The Need For A Sovereign National Conference

Editorial

There is a growing debate over whether the country should hold a sovereign national conference to decide its future in view of the endless agitations by various ethnic groups in this regard. While some ethnic nationality leaders in the Southwest and Southsouth geopolitical zones have been clamouring for the conference to hold, leaders in other parts of the country think otherwise.

Ijaw leader, Chief Edwin Clark, is in support of the conference while Alhaji Yahaya Kwande, a former Nigerian Ambassador to Switzerland, says we don’t need it.
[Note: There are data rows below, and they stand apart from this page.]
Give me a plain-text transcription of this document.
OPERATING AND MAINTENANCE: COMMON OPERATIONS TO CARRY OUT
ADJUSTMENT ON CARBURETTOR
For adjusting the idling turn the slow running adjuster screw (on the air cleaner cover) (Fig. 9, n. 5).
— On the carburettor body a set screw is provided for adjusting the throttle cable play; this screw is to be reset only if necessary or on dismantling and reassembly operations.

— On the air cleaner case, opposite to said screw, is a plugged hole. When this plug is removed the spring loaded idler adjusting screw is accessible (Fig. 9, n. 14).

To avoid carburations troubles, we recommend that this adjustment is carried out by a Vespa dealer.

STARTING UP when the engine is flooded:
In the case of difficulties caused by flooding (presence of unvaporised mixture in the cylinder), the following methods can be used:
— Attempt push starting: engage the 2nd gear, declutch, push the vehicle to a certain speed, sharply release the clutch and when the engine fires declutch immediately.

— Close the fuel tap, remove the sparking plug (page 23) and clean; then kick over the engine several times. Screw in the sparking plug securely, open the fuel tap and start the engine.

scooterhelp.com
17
Kwande’s argument is that the country has invested so much resources in similar conferences in the past, with the more recent ones being former president Olusegun Obasanjo’s Constitutional Reform Committee which resulted in the slight amendment of the 1999 Constitution and the one before it, which was organised by General Sani Abacha to determine the sharing formula of earnings from the Federation Account.

Another dimension to the whole debate is the call for the restructuring of the country to address the existing lopsided revenue sharing formula that tends to favour the Federal Government to the detriment of communities where such revenue is derived.

The Pro National Conference Organisation, PRONACO, spearheaded by Nobel Laureate, Professor Wole Soyinka and the late Chief Tony Enahoro and mooted the idea of a Sovereign National Conference after the restoration of democracy in 1999.

The group went ahead to organise it and after its conference produced what it called the People’s Constitution. This rich document has largely been ignored by successive presidents such as Olusegun Obasanjo, the late Umaru Yar’Adua and President Goodluck Jonathan.

We believe that past reforms were not far reaching enough that is why calls for a sovereign national conference have become even more strident in recent years. We also believe that the federating units of this country are treated like beggars by the federal government which appropriates so much revenue for itself and leaves the crumbs for the federating units which lay the proverbial golden egg.

This revenue sharing formula has resulted in grievances by ethnic nationalities, sometimes snowballing into violent confrontations between the state and militant groups.

The state of insecurity across the country and the recent demand for 45 new separate states by various groups and parts of the country indicate that there is an urgent need for a peaceful, all-embracing platform to be created to discuss salient, pressing national issues as they affect the people. Unfortunately, it is the absence of such a platform that has led some youths to take up arms against the state.

We believe that those who do not want the sovereign national conference are merely postponing the evil day. What are they afraid of? Afraid of losing their comfort zone?

Nigerians want to talk about their future. And the time is now.